What did you think VAT was? It is added onto the product at every step of the way. Why do think things cost so much as in the EU as compared to the U.S. for the same product? They only add a local tax to the product in the U.S. at the point of retail sale not in every step of the manufacturing process. And duty on top of the VAT is just pouring salt into an open wound. It's nice to see the government incentivising business to maintain some manufacturing capability here...NOT!
@MikeLikesIt.
The argument is not about VAT, VAT is well understood. The argument is about a tax regime which does rather provide a disincentive to our manufacturing industries to manufacture in the UK and which you have acknowledged in your last sentence.
Expect nothing less from Britian. For the last 30 years succesive govt's have ruined almost every sector of British manufacting with the aim of providing cheap labour to the service industry. The govt would rather look out for a few hundred bankers and have the rest of the population serving them.
"The underlying reason British manufacture was impossible was the UK's policy on import duty, she added."
I'm not sure you're actually right with this, or that Liz Upton actually wrote that. From that very blog post:
"Firstly, the schedule for manufacture for every UK business we approached was between 12 and 14 weeks (compared to a 3-4 week turnaround in the Far East). That would have meant you’d be waiting three months rather than three weeks to buy your Raspberry Pi, and we didn’t think that was acceptable."
Secondly, they do state that it would have been possible to manufacture profitably within the UK, it's just that those that could had problems with capacity.
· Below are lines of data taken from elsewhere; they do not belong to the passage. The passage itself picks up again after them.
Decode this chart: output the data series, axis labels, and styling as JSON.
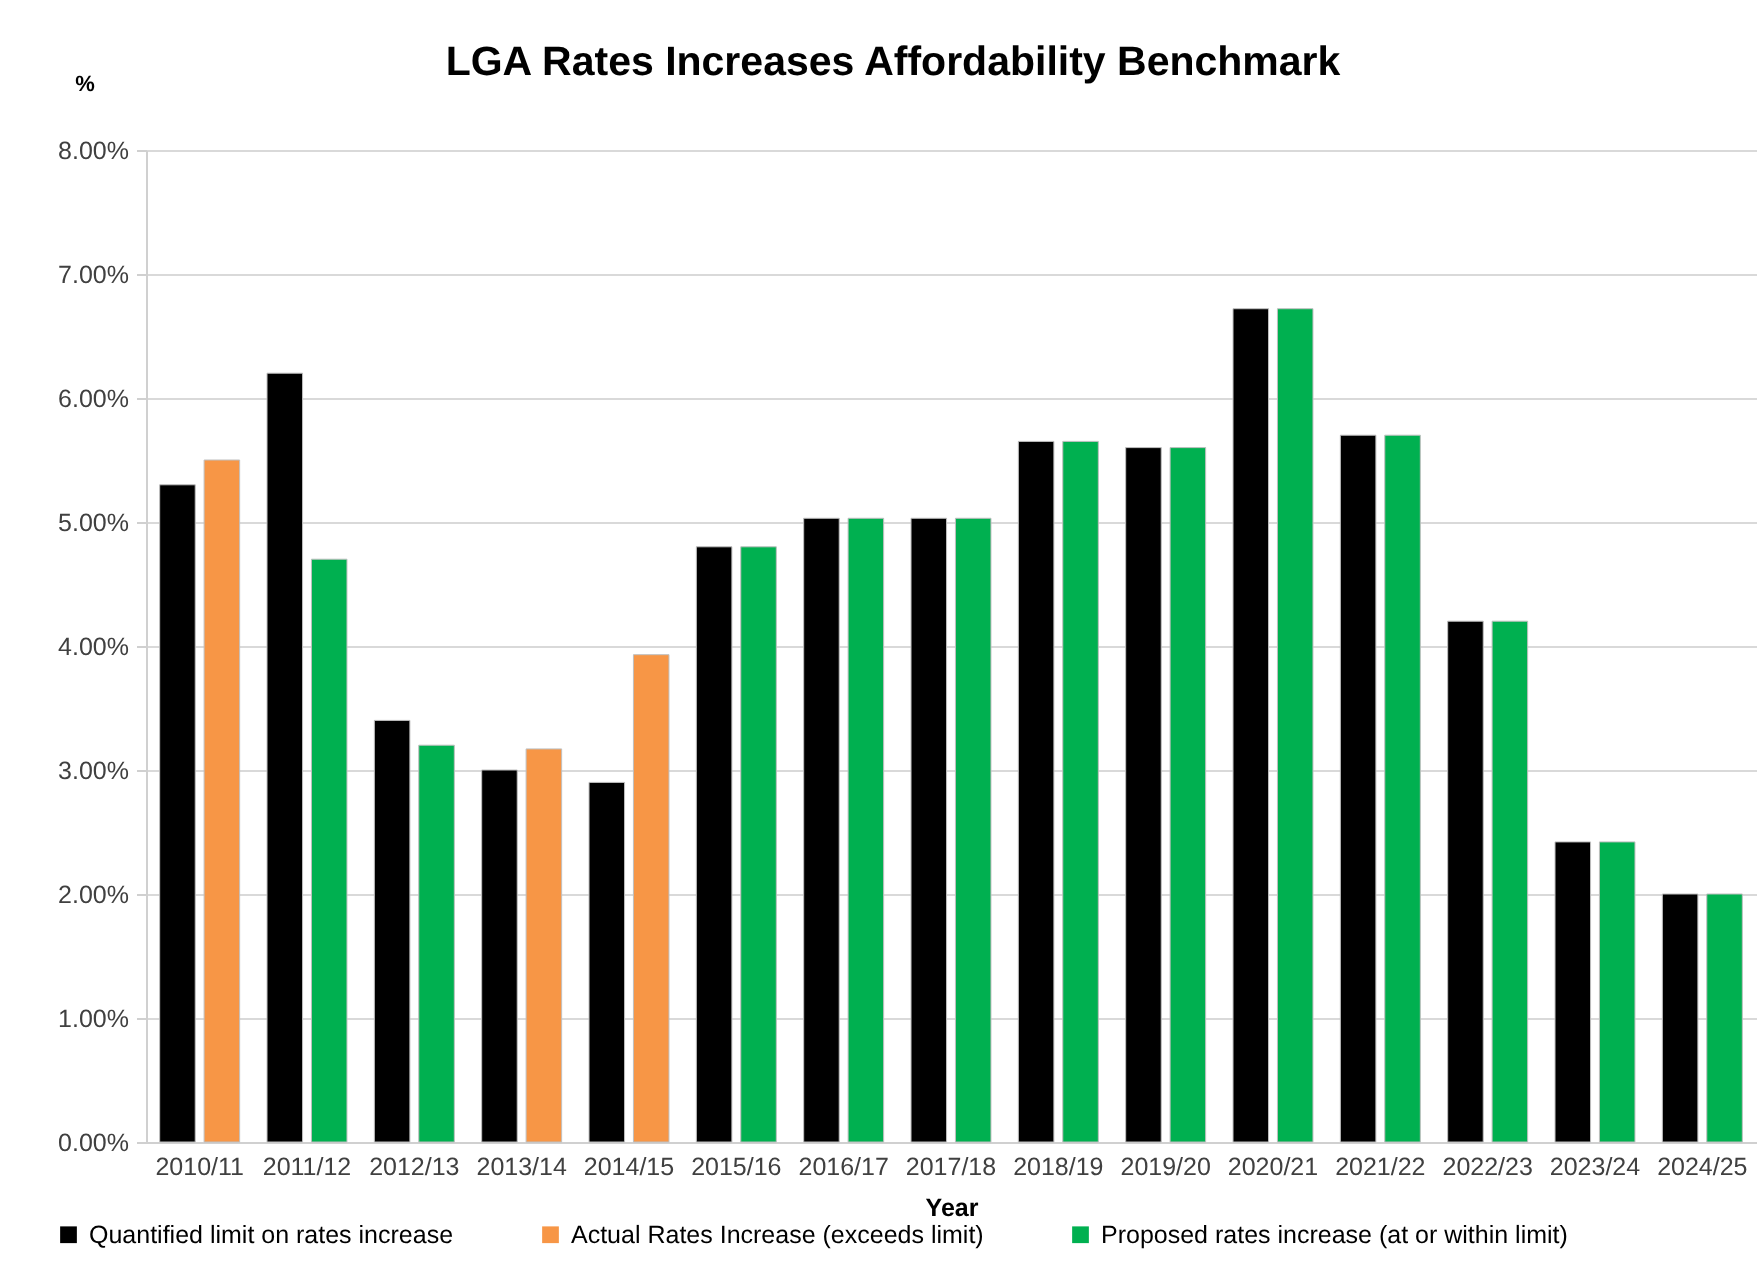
{
  "chart_data": {
    "type": "bar",
    "title": "LGA Rates Increases Affordability Benchmark",
    "xlabel": "Year",
    "ylabel": "%",
    "categories": [
      "2010/11",
      "2011/12",
      "2012/13",
      "2013/14",
      "2014/15",
      "2015/16",
      "2016/17",
      "2017/18",
      "2018/19",
      "2019/20",
      "2020/21",
      "2021/22",
      "2022/23",
      "2023/24",
      "2024/25"
    ],
    "series": [
      {
        "name": "Quantified limit on rates increase",
        "color": "#000000",
        "values": [
          5.3,
          6.2,
          3.4,
          3.0,
          2.9,
          4.8,
          5.03,
          5.03,
          5.65,
          5.6,
          6.72,
          5.7,
          4.2,
          2.42,
          2.0
        ]
      },
      {
        "name": "Actual Rates Increase (exceeds limit)",
        "color": "#f79646",
        "values": [
          5.5,
          null,
          null,
          3.17,
          3.93,
          null,
          null,
          null,
          null,
          null,
          null,
          null,
          null,
          null,
          null
        ]
      },
      {
        "name": "Proposed rates increase (at or within limit)",
        "color": "#00b050",
        "values": [
          null,
          4.7,
          3.2,
          null,
          null,
          4.8,
          5.03,
          5.03,
          5.65,
          5.6,
          6.72,
          5.7,
          4.2,
          2.42,
          2.0
        ]
      }
    ],
    "ylim": [
      0,
      8
    ],
    "yticks": [
      {
        "value": 0,
        "label": "0.00%"
      },
      {
        "value": 1,
        "label": "1.00%"
      },
      {
        "value": 2,
        "label": "2.00%"
      },
      {
        "value": 3,
        "label": "3.00%"
      },
      {
        "value": 4,
        "label": "4.00%"
      },
      {
        "value": 5,
        "label": "5.00%"
      },
      {
        "value": 6,
        "label": "6.00%"
      },
      {
        "value": 7,
        "label": "7.00%"
      },
      {
        "value": 8,
        "label": "8.00%"
      }
    ],
    "grid": "y",
    "legend": "bottom"
  }
}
Certainly, the import tax creates a big obstacle and would have affected price, but it's wrong to state that it explains why "British manufacture was impossible". Ultimately it seems to be that the far east have the capacity and can simply produce it cheaper, and that's not just down to the import tax.
Knapper - what she said prior to that quote was "I’d like to draw attention to one cost in particular that really created problems for us in Britain." - and then went on to talk about the import duty issue.
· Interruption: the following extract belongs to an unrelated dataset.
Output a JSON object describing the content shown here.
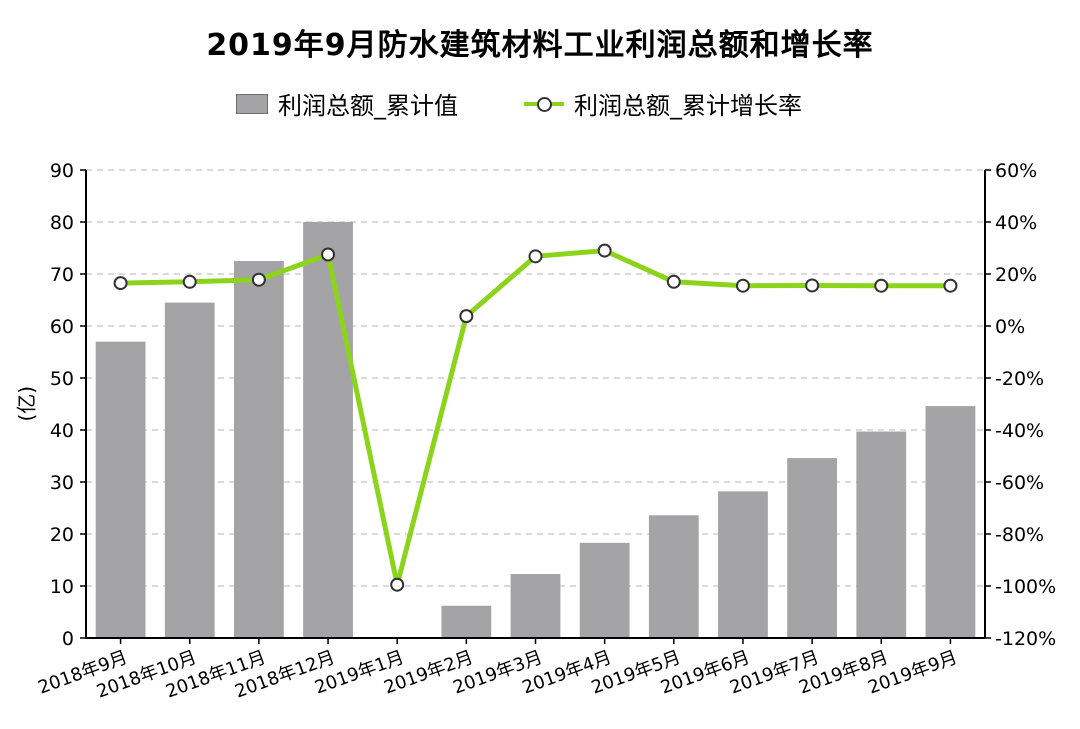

I know from other manufacturers (and having worked for a small company trying to build electronic devices myself) that this is the biggest problem: the lack of capacity and high costs of UK manufacture comes about because the local market for production is so distorted by the component import tariff.
The Raspberry Pi Foundation is clearly happy to build stuff in the UK even if it is slightly more expensive -- and it shouldn't be that much more expensive, as making PCBs is highly automated no matter where you do it so labour costs aren't that huge a factor.
UGov/number 10 petition:
https://submissions.epetitions.direct.gov.uk/petitions/27158
Back at Raspberry Pi. I'm hugely in favour of it, but have a reservation that it's us 40-something trying to capture our lost youth. I agree that ICT is rubbish, and that it is better classed as office skills. It is a very boring course, but computing science is perhaps the new Latin, something niche and specialist.
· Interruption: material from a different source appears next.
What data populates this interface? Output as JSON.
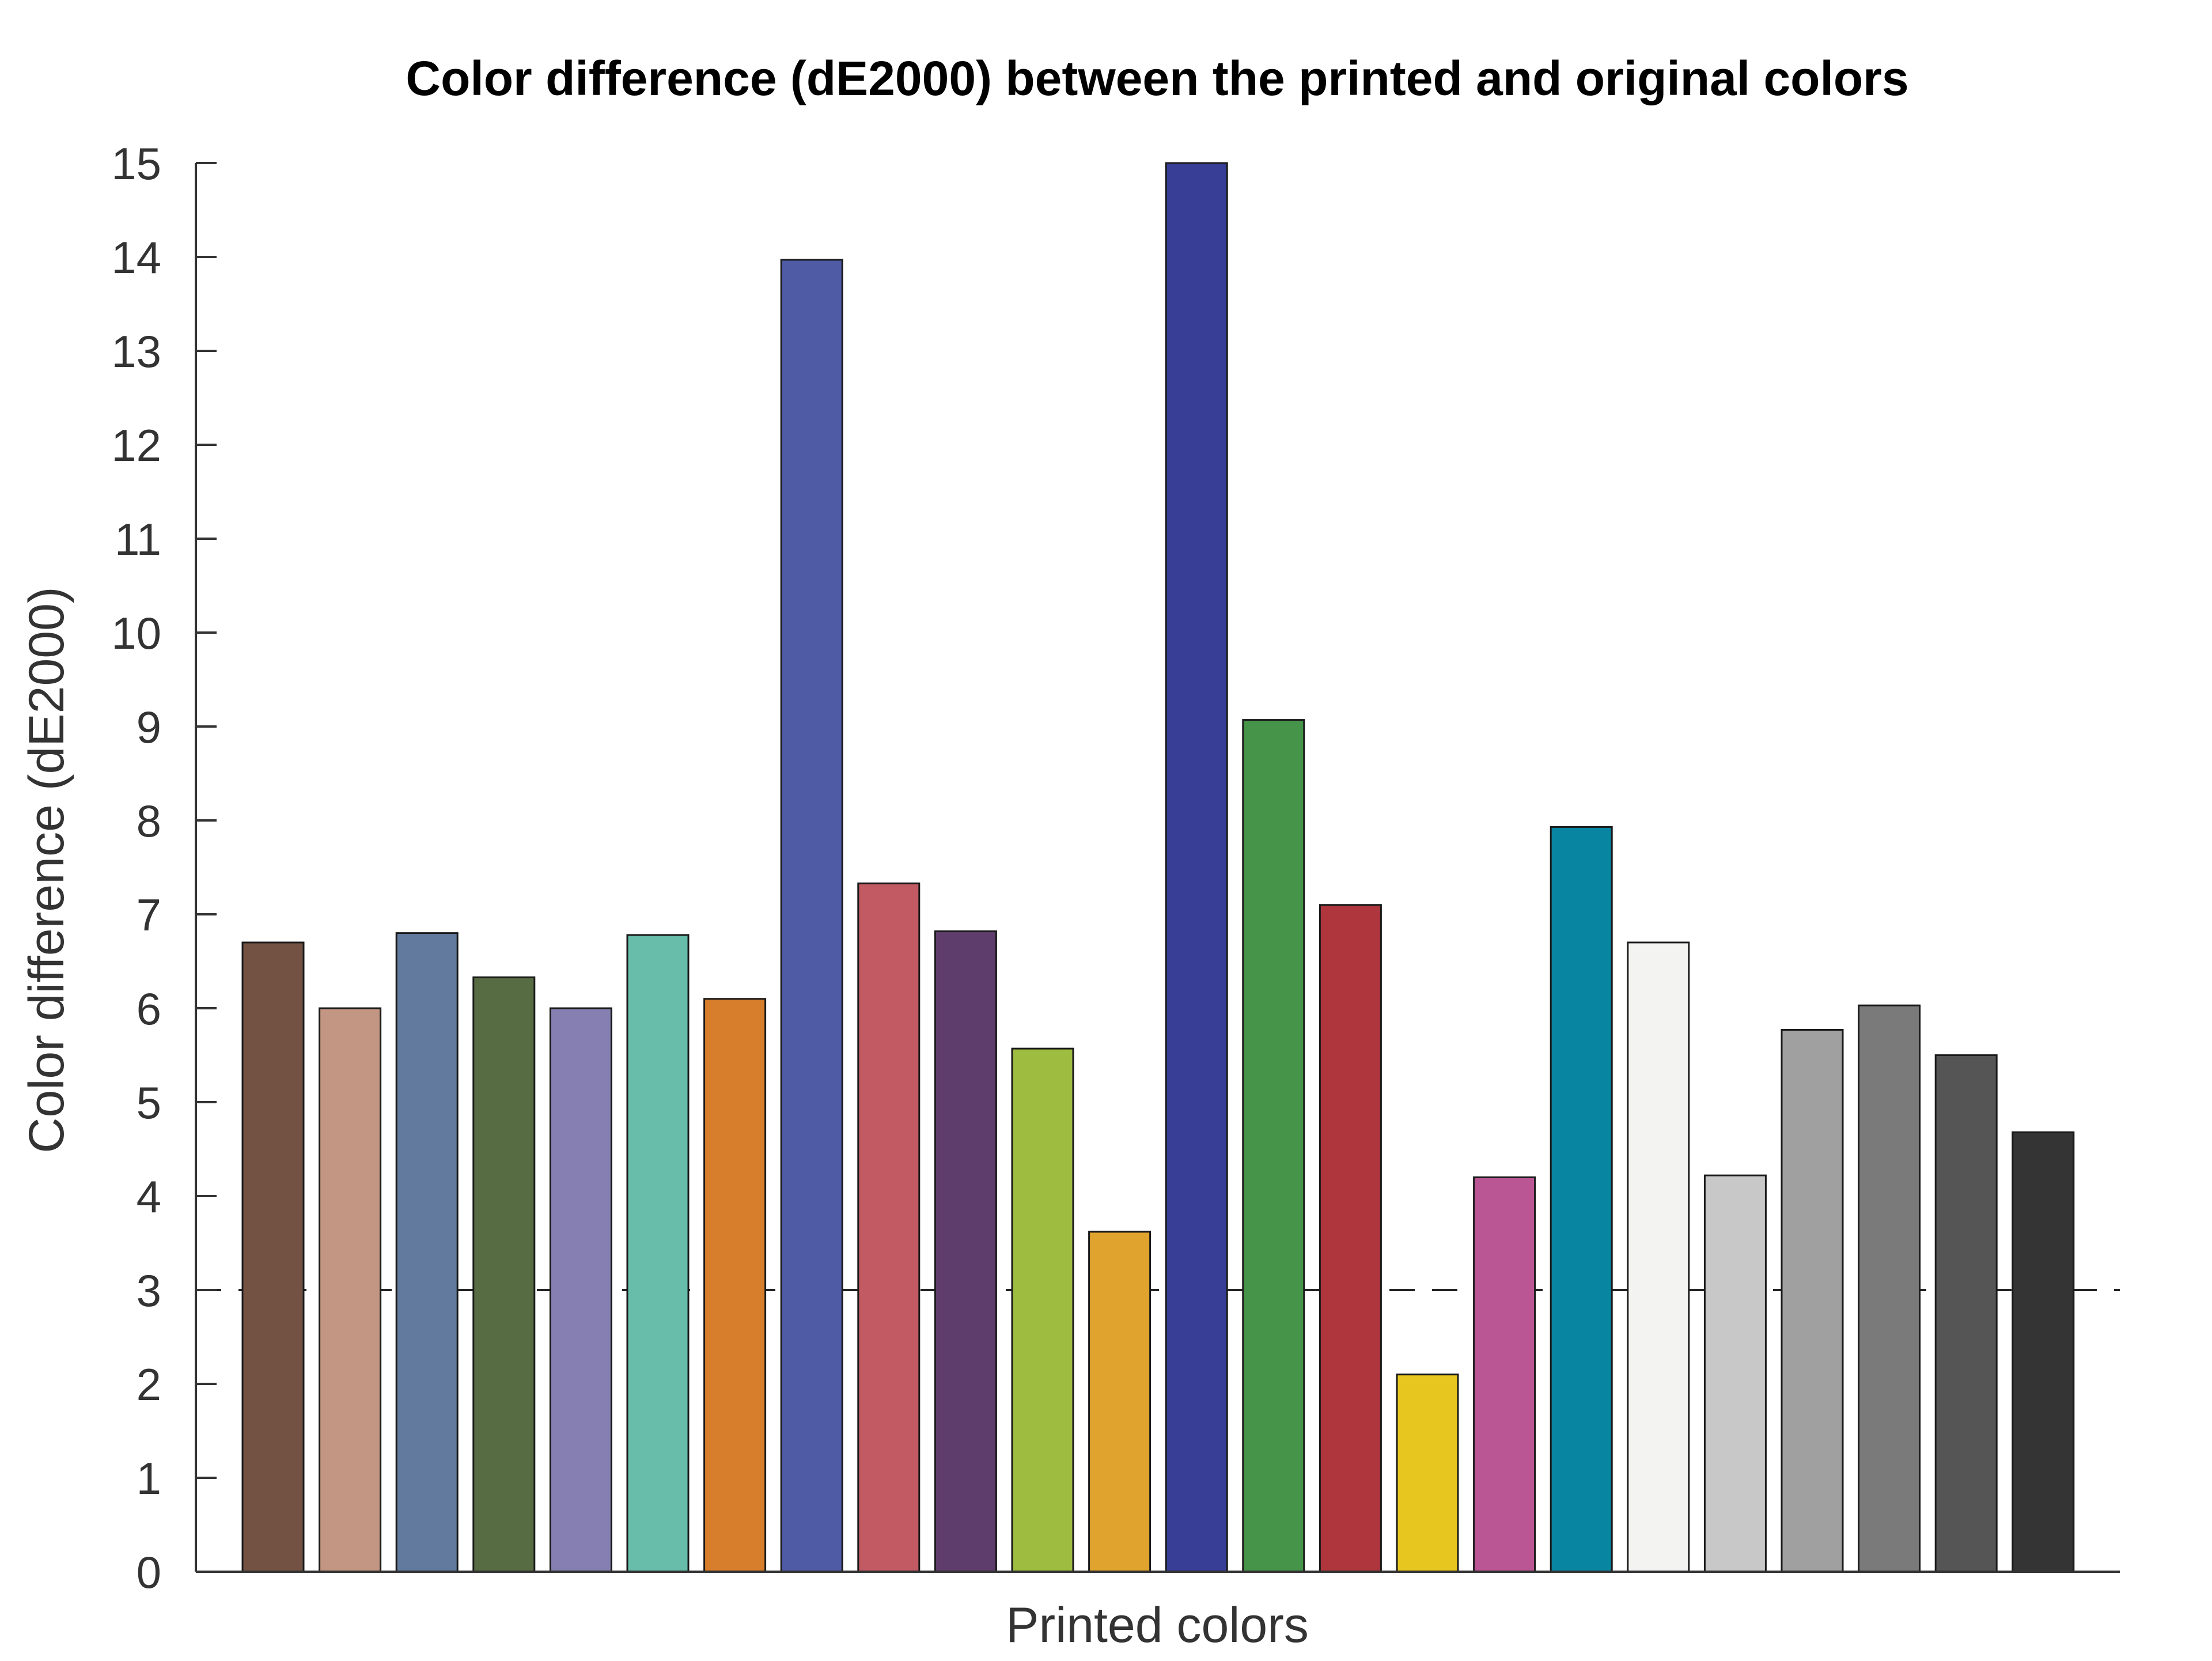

I want my teenage sons to have a Raspberry Pi, but they don't want one. The Lego Mindstorms got used once, I failed to interest them in Sketch.
I'm torn between my initial thoughts that everyone should learn to code, to understand what an instruction set is, how fetch-execute works and ultimately how you get from "ones and zeros" to some code that runs. I suspect a lot of programmers don't know this as they knit together APIs, but looking at my sons, and the belief that the time for this tobe a specialist skill has come.
Perhaps it is no more useful than Classics, RS or Latin.